Как только мистер Ратклифф вышел из комнаты, она заперла дверь на задвижку, а сама вышла через другой ход, ведший из ее спальни прямо на лестницу, и спустилась в сад.

По пути она почувствовала сильное искушение воротиться назад и не соглашаться на такой отчаянный и необыкновенный поступок. Но, проходя мимо двери, ведшей с заднего крыльца в капеллу, она услышала голоса служанок, занятых там чисткой и убранством.

– Замуж выдают, как же! Да за кого выдают-то! Ну уж, нечего сказать! Хуже-то не нашли?

– За кого угодно, только бы не за этого!

«Они правы, вполне правы, – подумала мисс Вэр, – только бы не за этого».

И она бегом побежала через сад. Мистер Ратклифф, верный своему обещанию, ожидал ее у калитки с двумя оседланными лошадьми, и через несколько минут они скакали по направлению к хижине пустынника.

Пока дорога была ровная, они ехали с такой быстротой, что разговаривать было неудобно, но когда пришлось подниматься на крутую гору и лошади пошли тише, в уме Изабеллы возникли новые опасения.

– Мистер Ратклифф, – сказала она, придерживая лошадь, – я думаю, лучше мне не продолжать путь; эту поездку предприняла я только потому, что сильно была расстроена и не могла обсудить своих поступков. Между тем мне известно, что народ приписывает этому человеку сверхъестественное могущество, основанное будто бы на том, что он находится в сношениях с невидимым миром; я должна предупредить вас, что не верю этим глупостям, а если бы и поверила, то мои религиозные правила воспрещают мне обращаться за помощью к существу этого сорта.

 

– Я полагал, мисс Вэр, что мой образ мыслей и личный характер вам достаточно известны, и что поэтому вы могли бы знать, что я не способен верить в подобные нелепости.

– Но чем же объяснить, – продолжала Изабелла, – что существо, до такой степени жалкое и неимущее, обладает возможностью спасти меня?

– Мисс Вэр, – сказал Ратклифф после минутного раздумья, – я не могу объяснить вам этого, потому что дал торжественную клятву молчать. Не требуйте объяснений, но верьте мне, верьте, что у него есть такая власть, он может вас спасти, если только захочет. А это, я твердо уверен, вполне зависит от вас самих.

– Но вы и сами можете ошибаться, мистер Ратклифф, – сказала мисс Вэр, – а от меня требуете безусловного, слепого доверия.
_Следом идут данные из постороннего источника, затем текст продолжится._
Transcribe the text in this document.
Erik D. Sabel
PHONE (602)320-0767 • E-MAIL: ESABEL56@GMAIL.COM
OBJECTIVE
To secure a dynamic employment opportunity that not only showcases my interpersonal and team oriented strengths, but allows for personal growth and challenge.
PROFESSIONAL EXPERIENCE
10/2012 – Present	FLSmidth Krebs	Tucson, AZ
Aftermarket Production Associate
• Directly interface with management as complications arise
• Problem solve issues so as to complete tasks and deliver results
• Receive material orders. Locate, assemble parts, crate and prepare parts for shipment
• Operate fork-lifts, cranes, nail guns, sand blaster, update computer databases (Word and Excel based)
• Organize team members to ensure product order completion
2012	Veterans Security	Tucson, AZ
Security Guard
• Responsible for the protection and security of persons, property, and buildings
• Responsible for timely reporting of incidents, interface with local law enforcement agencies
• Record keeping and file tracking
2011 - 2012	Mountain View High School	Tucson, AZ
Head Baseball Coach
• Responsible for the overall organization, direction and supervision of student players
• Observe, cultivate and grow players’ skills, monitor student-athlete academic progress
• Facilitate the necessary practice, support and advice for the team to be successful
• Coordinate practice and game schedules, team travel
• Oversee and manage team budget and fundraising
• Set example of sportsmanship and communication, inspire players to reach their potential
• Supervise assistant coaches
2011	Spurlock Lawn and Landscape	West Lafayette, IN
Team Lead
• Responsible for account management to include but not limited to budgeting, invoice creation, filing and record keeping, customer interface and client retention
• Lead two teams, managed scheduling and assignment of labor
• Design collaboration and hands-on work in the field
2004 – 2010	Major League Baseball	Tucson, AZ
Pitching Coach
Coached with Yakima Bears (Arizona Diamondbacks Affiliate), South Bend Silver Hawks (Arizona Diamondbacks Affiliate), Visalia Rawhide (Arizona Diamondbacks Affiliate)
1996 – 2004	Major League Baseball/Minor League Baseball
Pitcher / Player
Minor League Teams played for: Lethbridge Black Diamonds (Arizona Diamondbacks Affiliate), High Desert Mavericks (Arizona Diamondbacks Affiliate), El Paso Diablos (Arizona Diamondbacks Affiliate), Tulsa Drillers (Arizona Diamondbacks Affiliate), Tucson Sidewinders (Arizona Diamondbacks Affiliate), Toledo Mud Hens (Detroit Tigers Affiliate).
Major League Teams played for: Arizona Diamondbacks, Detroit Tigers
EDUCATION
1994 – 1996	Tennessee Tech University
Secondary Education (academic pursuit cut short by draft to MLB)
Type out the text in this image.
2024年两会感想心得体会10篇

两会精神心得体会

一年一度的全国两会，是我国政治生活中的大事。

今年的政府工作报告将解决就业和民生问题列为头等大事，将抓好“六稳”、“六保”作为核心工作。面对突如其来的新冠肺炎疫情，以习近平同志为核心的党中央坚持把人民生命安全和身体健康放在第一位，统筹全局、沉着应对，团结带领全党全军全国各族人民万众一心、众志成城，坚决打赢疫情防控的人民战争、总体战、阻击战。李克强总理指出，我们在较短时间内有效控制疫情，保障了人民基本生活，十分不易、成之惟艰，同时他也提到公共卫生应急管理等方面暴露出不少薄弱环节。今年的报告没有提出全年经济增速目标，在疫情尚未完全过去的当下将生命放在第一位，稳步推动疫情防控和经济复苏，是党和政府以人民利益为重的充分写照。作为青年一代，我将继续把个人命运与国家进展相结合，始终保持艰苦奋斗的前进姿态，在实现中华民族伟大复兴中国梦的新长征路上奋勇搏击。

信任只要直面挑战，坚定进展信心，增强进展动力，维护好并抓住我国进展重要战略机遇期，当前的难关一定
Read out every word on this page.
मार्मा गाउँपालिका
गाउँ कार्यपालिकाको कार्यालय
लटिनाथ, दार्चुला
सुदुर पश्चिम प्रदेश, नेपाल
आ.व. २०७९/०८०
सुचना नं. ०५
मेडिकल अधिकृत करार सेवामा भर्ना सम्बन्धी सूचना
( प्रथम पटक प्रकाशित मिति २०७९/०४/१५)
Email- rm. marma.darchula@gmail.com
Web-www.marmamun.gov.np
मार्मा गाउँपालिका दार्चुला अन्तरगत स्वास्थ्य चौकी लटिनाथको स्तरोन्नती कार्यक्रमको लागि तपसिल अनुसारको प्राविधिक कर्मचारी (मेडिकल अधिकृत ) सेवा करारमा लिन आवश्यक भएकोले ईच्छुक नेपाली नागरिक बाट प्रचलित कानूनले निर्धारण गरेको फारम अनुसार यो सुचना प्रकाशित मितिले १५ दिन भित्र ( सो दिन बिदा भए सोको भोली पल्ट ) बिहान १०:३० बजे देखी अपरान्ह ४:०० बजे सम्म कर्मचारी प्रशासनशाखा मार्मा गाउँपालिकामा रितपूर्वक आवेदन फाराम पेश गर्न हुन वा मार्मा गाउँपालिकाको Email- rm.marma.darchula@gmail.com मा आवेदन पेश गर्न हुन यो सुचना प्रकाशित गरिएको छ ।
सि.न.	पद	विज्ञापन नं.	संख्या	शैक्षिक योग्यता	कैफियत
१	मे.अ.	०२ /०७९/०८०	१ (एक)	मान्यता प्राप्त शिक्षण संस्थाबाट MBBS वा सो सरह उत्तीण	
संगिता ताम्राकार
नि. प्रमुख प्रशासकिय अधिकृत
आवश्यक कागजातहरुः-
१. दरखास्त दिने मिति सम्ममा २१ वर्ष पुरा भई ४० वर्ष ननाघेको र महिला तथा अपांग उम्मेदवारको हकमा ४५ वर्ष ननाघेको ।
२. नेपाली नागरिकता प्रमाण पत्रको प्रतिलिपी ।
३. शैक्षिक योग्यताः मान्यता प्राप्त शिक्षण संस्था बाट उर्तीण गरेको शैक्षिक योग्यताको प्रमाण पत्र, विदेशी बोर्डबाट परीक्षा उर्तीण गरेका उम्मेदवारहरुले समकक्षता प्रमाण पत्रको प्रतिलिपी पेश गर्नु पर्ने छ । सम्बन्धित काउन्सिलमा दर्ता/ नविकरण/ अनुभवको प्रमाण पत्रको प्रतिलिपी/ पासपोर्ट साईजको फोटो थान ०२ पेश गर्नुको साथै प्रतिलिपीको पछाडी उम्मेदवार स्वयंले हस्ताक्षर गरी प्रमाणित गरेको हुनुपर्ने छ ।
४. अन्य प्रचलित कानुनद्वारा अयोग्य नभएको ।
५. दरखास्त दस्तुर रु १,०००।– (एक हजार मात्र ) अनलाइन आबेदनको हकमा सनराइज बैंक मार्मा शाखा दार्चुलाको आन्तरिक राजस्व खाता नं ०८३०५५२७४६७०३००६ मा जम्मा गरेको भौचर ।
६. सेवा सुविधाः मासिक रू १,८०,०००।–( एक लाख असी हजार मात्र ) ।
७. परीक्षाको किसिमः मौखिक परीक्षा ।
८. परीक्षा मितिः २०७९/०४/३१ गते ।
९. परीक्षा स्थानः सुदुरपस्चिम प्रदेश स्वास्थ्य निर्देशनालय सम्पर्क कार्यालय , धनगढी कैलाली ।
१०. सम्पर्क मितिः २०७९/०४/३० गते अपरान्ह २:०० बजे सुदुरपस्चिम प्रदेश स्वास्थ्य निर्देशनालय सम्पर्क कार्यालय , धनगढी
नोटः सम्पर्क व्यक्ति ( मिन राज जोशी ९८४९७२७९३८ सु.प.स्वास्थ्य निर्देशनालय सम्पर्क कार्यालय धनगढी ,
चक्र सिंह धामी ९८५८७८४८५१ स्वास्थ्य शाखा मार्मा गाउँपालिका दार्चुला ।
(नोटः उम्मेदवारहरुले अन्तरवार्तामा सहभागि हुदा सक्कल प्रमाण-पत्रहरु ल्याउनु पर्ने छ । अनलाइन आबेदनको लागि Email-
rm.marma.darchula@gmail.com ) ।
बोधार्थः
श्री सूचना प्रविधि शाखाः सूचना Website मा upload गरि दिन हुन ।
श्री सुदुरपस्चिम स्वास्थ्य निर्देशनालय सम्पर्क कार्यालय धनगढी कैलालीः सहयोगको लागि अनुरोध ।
– Вспомните, мисс Вэр, – возразил он, – что, когда вы, по своему милосердию, просили меня вступиться перед вашим отцом за Хэсуэла и его разоренную семью, вы меня побуждали заставить его сделать нечто такое, что более всего на свете претит вашему родителю, а именно – простить обиду и освободить от штрафа. В то время я поставил условием успеха, чтобы вы не спрашивали, какими путями я его добьюсь. И вы не имели причин раскаиваться в том, что согласились тогда на это условие! Доверьтесь же мне и теперь.

– Но почему же этот человек ведет такой странный образ жизни? – сказала мисс Вэр. – Его одиночество, его внешность, та глубокая мизантропия, которая проглядывает в его речах… Мистер Ратклифф, что же я должна думать о нем, если он действительно обладает тем могуществом, которое вы ему приписываете?

– Сударыня, он воспитан в католической религии, а в этой секте, как вам известно, бывали тысячи примеров, что люди отказывались от богатства и власти и добровольно вели жизнь еще более суровую и тяжкую, чем он.

– Но он, кажется, не проявляет никаких религиозных побуждений! – возразила мисс Вэр.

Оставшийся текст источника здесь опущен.